Announcing the Seminary Gal series for 2017 Lent Devotionals.  It’s called Light: There’s Nothing Like It.  Have you ever stopped to ponder how amazing light is? Even considering everything in the universe, there’s nothing like it. Light is in a category all by itself.

From the beginning of creation, even a scientist’s Big Bang, researchers can study and identify the unique properties of light but no one has ever fully probed the wonder of it all.

From God’s first words of creation, “Let there be light” in Genesis 1 to the final Revelation in which the Lord God Himself will give us light, the Bible has much to say about it.

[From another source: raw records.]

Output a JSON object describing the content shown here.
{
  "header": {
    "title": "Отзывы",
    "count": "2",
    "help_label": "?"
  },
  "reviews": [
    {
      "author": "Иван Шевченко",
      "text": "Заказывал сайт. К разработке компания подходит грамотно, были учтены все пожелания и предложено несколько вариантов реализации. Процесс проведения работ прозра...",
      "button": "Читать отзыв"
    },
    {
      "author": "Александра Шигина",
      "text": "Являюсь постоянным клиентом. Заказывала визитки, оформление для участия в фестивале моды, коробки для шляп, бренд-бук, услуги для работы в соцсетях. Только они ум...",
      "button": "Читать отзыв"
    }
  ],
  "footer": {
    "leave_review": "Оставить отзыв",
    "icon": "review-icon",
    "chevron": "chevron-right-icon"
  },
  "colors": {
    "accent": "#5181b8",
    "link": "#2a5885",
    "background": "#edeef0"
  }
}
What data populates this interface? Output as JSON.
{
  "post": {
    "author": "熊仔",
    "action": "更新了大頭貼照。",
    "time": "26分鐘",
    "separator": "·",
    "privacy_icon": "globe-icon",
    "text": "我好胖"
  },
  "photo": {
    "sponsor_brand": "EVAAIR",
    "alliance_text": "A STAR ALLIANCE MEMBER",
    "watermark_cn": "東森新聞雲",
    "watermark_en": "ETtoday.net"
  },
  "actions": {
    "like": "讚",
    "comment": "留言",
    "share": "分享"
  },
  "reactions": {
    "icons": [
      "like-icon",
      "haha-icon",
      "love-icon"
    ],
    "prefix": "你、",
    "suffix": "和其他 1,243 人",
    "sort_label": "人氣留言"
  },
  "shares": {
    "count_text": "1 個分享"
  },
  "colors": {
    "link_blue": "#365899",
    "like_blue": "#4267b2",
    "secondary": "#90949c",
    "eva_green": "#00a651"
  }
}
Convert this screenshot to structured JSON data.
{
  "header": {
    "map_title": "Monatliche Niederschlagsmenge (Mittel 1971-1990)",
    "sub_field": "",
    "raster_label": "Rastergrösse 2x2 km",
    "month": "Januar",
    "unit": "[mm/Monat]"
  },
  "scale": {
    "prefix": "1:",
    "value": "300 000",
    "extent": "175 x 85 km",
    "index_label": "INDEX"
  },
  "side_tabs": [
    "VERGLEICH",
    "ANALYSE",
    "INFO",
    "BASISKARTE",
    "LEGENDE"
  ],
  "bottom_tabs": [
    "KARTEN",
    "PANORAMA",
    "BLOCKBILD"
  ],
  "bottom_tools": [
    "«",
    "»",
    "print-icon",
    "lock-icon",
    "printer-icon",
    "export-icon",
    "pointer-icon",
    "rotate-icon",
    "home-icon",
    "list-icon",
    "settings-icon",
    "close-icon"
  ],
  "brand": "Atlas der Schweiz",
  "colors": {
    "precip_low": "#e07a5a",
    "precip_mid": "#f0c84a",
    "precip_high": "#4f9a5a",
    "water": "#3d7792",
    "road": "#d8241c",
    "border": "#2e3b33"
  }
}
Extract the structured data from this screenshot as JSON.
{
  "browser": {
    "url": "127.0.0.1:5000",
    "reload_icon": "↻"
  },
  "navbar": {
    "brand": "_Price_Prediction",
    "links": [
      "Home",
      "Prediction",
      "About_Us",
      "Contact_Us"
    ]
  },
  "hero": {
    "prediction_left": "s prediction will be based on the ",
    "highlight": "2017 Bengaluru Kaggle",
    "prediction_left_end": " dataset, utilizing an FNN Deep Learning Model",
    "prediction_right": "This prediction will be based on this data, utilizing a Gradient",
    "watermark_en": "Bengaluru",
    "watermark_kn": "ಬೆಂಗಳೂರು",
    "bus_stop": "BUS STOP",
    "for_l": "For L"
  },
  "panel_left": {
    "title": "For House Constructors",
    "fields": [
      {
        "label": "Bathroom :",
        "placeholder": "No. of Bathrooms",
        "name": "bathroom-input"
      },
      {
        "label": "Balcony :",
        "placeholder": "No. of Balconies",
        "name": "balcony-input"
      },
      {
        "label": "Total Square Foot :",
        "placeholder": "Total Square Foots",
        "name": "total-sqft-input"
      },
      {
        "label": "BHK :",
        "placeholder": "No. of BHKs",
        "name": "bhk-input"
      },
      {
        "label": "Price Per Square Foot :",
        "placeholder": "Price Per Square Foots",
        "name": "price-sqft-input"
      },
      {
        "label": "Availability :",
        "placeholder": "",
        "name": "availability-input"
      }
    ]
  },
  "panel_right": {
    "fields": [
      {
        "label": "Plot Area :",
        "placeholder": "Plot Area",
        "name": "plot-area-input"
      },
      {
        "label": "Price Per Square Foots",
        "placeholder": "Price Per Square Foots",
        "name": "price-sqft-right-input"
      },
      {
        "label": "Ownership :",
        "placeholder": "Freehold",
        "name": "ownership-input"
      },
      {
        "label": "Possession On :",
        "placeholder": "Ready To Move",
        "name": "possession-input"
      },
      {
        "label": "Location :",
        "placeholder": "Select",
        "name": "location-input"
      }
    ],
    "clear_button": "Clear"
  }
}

During the 40 days of Lent 2017, we’ll take an in-depth look at light and we’ll learn together what the Bible has to say about this beautiful creation and metaphor.

Lent 2017 begins March 1st, Ash Wednesday, If you’re already signed up on my Home Page sidebar to receive posts, you’ll get the 2017 Lent Devotionals automatically.  Or you can “Like” Seminary Gal on Facebook and they’ll be delivered to your Facebook news feed.  If you haven’t signed up, today is a great day to do so.  Advent and Lenten devotionals remain among my most popular offerings.  You don’t want to miss this great way to learn about light to prepare your heart for Easter!

Come join me in the Light. There’s absolutely nothing like it!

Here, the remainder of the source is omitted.